NQO1, DLD and anti-oxidation responses. A NQO1 mRNA from huPMCs after control or TKT siRNA knockdown treatment followed by bright or dim light exposure. B WB analysis of NQO1 and α/β tubulin in huPMCs after different treatments. C Quantitative analysis of the NQO1 expression in the cells. NQO1 expression level is normalised to α/β tubulin. n = 3 per group. Error bars = SEM. D NADPH/NADP⁺ ratio in huPMCs after different treatments. p-value indicated the significance of the variance contributed by the interaction between TKT and light stress. Comparisons were conducted by two-way ANOVA. n = 9 per group. Error bars = SEM. E DLD mRNA from huPMCs after different treatments. F WB analysis of DLD and α/β tubulin in huPMCs after different kinds of treatments. G Quantitative analysis of the DLD expression in the cells. DLD expression level is normalised to α/β tubulin. n = 3 per group. Error bars = SEM. H ATP concentration in huPMCs after different treatments. Comparisons were conducted by two-way ANOVA. n = 6 per group. Error bars = SEM. *: p < 0.05; **: p < 0.01. ATP: Adenosine triphosphate. DC: dim control, DK: dim knockdown, LC: light control, LK: light knockdown.
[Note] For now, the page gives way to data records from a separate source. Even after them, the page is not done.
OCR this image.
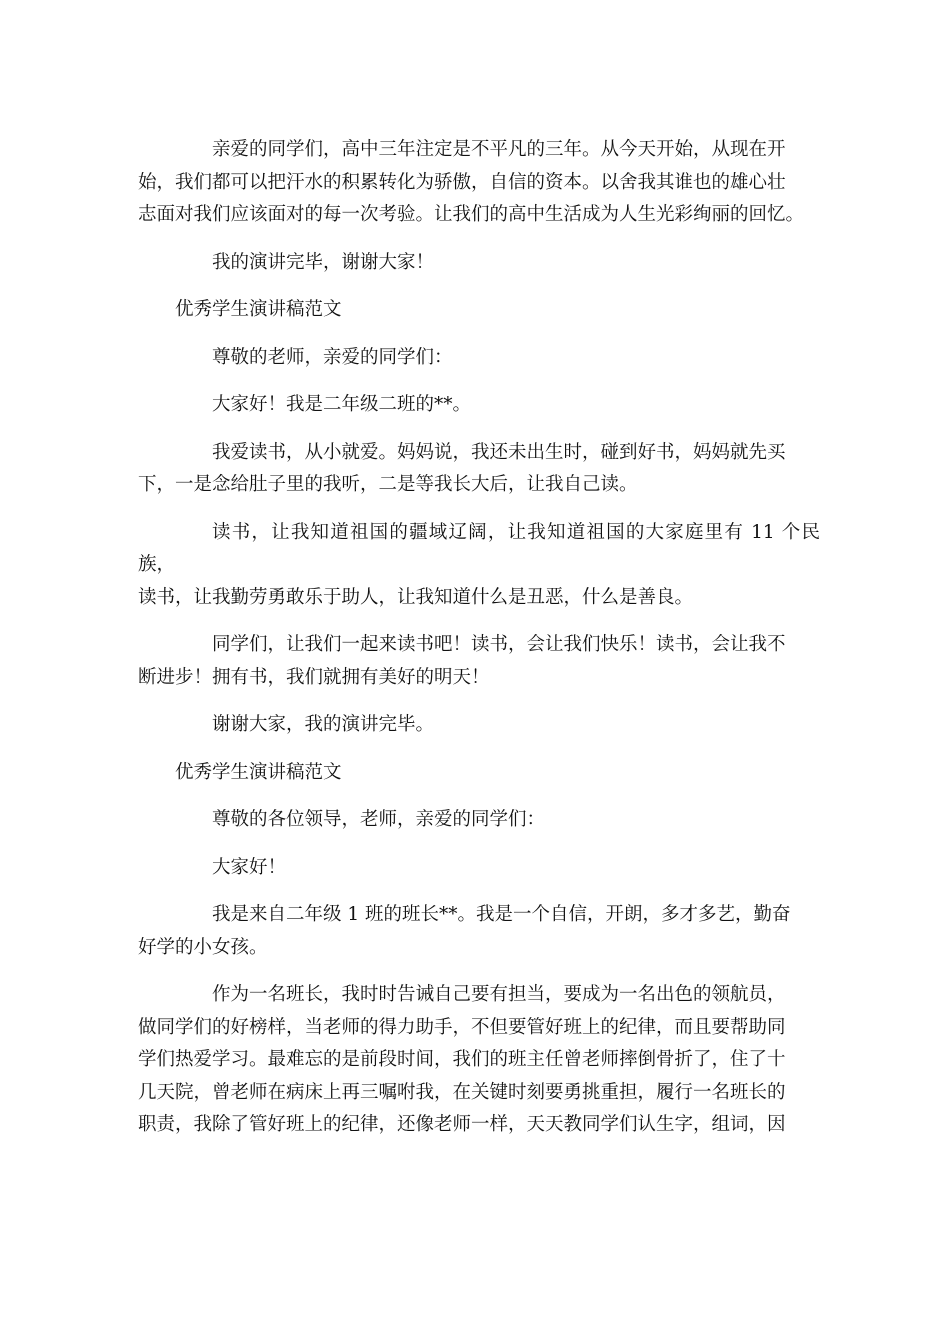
亲爱的同学们，高中三年注定是不平凡的三年。从今天开始，从现在开
始，我们都可以把汗水的积累转化为骄傲，自信的资本。以舍我其谁也的雄心壮
志面对我们应该面对的每一次考验。让我们的高中生活成为人生光彩绚丽的回忆。

我的演讲完毕，谢谢大家！

优秀学生演讲稿范文

尊敬的老师，亲爱的同学们：

大家好！我是二年级二班的**。

我爱读书，从小就爱。妈妈说，我还未出生时，碰到好书，妈妈就先买
下，一是念给肚子里的我听，二是等我长大后，让我自己读。

读书，让我知道祖国的疆域辽阔，让我知道祖国的大家庭里有 11 个民族，
读书，让我勤劳勇敢乐于助人，让我知道什么是丑恶，什么是善良。

同学们，让我们一起来读书吧！读书，会让我们快乐！读书，会让我不
断进步！拥有书，我们就拥有美好的明天！

谢谢大家，我的演讲完毕。

优秀学生演讲稿范文

尊敬的各位领导，老师，亲爱的同学们：

大家好！

我是来自二年级 1 班的班长**。我是一个自信，开朗，多才多艺，勤奋
好学的小女孩。

作为一名班长，我时时告诫自己要有担当，要成为一名出色的领航员，
做同学们的好榜样，当老师的得力助手，不但要管好班上的纪律，而且要帮助同
学们热爱学习。最难忘的是前段时间，我们的班主任曾老师摔倒骨折了，住了十
几天院，曾老师在病床上再三嘱咐我，在关键时刻要勇挑重担，履行一名班长的
职责，我除了管好班上的纪律，还像老师一样，天天教同学们认生字，组词，因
DLD: Dihydrolipoamide dehydrogenase. Fpkm: Fragments Per Kilobase of transcript per Million mapped reads. HuPMCs: human primary Müller cells. NADPH/NADP⁺: Nicotinamide adenine dinucleotide phosphate. NQO1: NAD(P)H Quinone Dehydrogenase 1. WB: Western blot.

Fig. 6

TKT was critical for ER stress responses and cell survival in the human retina. A, B WB and quantitative analysis of pIRE1α, IRE1α, and α/β tubulin expression in huPMCs after TKT knockdown and light stress. The expression level is normalised to IRE1α. n = 3 per group. *: p < 0.05. Comparisons were conducted by two-way ANOVA. Error bars = SEM. C TUNEL (green) and Hoechst (blue) staining of retinal explant after thiamine or oxythiamine treatment followed by light stress. Scale bars: 20 μm. GCL: ganglion cell layer. INL: inner nuclear layer. ONL: outer nuclear layer. D Quantitative analysis of the TUNEL staining. **: p < 0.01. Comparisons were conducted by one-way ANOVA. n = 4–7 per group. Error bars = SEM. DC: dim control, DK: dim knockdown, LC: light control, LK: light knockdown. HuPMCs: human primary Müller cells. OT: oxythiamine, TH: thiamine. WB: Western blot. (For interpretation of the references to colour in this figure legend, the reader is referred to the Web version of this article.)

Fig. 7

A summary of factors involved in TKT knockdown and light stress. TKT knockdown decreased the mRNA and the protein level of both DLD and NQO1. TKT knockdown also inhibited pyruvate synthesis and oxidation. Light stress increased NQO1 mRNA level as a response to oxidative stress. The protein level of NQO1 decreased after a short time of exposure to light. Taken together, TKT knockdown and light stress contributed to the drop of cellular ATP level, glucose metabolism and NADPH/NADP⁺ ratio. ATP: Adenosine triphosphate. DLD: Dihydrolipoamide dehydrogenase. NADPH/NADP⁺: Nicotinamide adenine dinucleotide phosphate. NQO1: NAD(P)H Quinone Dehydrogenase 1. TKT: transketolase.